Hello,
I am using t5-base
to map phrases into categories, for example: “I want to eat” → “hunger”. I have hundreds of different categories, and each category may have 1-3 phrases. Therefore, this is not a classical multi-class classification task. I rather call it a text-to-text mapping task.
Is there any way to get the probability for result
values returned for a phrase (see code snippet below)?
For example, if the phrase is “He is hungry”, the model returns top 5 most relevant labels. These results seem to be ordered by some relevance rank, so that the most relevant label is always first in outputs
. So, my question is how can I retrieve these probabilities?
My final goal is to set a threshold on the probability, so that outputs
would only include results that pass this threshold. If the threshold is not passed, then it should mean that nothing relevant found.
t5_tokenizer = T5Tokenizer.from_pretrained('t5-base')

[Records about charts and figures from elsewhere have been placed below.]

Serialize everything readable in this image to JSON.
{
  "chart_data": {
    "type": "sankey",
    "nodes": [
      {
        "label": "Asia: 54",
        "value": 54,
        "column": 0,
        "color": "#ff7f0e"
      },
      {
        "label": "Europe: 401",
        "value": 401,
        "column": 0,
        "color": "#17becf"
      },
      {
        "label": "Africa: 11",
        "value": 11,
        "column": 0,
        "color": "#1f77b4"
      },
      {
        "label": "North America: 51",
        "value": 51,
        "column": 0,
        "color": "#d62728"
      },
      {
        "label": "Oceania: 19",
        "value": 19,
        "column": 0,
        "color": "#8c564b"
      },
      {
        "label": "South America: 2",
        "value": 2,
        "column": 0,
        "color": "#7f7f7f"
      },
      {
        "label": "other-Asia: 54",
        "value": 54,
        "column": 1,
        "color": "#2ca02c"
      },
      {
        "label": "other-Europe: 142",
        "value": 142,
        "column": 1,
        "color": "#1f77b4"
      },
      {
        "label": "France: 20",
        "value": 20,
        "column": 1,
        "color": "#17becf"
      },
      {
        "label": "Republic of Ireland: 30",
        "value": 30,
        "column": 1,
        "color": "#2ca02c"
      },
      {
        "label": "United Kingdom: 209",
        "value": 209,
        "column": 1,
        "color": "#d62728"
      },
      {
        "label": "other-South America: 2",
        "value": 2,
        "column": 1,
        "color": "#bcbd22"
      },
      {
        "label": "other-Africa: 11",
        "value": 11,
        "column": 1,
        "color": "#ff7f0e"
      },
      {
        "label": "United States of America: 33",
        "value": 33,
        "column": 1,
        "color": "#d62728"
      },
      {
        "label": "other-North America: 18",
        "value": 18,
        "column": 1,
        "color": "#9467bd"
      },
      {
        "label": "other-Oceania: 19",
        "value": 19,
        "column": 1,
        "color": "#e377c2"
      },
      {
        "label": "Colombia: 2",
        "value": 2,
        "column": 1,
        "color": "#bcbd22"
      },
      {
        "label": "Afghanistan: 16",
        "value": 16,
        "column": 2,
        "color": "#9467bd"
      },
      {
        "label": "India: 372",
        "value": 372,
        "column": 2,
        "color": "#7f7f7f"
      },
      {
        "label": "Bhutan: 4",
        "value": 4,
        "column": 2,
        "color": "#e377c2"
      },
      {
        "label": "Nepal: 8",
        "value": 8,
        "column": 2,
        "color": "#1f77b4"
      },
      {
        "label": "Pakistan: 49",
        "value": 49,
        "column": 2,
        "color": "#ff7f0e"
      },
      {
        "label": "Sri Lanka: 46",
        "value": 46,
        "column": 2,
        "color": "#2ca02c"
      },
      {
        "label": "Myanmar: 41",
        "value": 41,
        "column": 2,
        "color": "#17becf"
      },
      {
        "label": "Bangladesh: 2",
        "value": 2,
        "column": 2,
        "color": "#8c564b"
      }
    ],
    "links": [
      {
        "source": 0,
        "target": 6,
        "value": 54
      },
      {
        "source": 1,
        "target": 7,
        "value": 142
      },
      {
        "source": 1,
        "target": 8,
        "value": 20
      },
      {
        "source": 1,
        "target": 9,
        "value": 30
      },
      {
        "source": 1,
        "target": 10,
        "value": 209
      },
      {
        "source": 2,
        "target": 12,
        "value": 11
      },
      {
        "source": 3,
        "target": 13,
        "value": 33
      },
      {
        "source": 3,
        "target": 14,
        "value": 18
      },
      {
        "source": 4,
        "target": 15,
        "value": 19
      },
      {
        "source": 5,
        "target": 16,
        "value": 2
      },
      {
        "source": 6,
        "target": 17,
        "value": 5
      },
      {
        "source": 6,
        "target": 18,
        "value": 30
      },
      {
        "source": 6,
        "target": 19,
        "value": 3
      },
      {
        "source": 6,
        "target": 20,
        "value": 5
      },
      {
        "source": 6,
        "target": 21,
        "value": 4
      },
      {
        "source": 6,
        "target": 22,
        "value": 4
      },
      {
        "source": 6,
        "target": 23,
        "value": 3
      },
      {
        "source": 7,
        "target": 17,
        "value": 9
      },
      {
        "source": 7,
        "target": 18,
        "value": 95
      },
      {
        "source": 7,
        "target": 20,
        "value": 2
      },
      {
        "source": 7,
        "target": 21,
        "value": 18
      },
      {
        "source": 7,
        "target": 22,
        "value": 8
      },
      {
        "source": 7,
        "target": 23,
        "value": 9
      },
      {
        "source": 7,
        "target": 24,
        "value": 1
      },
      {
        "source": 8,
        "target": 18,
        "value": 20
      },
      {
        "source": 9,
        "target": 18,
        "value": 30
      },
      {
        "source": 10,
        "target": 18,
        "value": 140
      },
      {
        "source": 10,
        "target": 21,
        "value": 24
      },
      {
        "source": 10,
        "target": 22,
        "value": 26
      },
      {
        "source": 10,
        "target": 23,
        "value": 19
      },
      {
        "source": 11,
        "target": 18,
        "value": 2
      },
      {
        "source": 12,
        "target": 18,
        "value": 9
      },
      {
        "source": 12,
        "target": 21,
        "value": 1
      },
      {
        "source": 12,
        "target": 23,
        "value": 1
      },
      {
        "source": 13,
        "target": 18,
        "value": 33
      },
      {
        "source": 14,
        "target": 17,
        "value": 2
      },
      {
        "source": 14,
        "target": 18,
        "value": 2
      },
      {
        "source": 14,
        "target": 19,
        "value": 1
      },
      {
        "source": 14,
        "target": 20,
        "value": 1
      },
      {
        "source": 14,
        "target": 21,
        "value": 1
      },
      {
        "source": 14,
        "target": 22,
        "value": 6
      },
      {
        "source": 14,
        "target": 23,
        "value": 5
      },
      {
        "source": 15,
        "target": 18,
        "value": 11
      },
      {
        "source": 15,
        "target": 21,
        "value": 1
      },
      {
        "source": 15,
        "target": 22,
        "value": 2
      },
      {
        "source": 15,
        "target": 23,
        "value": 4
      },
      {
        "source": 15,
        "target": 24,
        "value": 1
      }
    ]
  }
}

t5_model = T5ForConditionalGeneration.from_pretrained('t5-base')
...
model.model.eval()
outputs = model.model.generate(
input_ids=test_input_ids,attention_mask=test_attention_mask,
max_length=64,
early_stopping=True,
num_beams=10,
num_return_sequences=5,
no_repeat_ngram_size=2
)
for output in outputs:
result = t5_tokenizer.decode(output, skip_special_tokens=True, clean_up_tokenization_spaces=True)
print(result)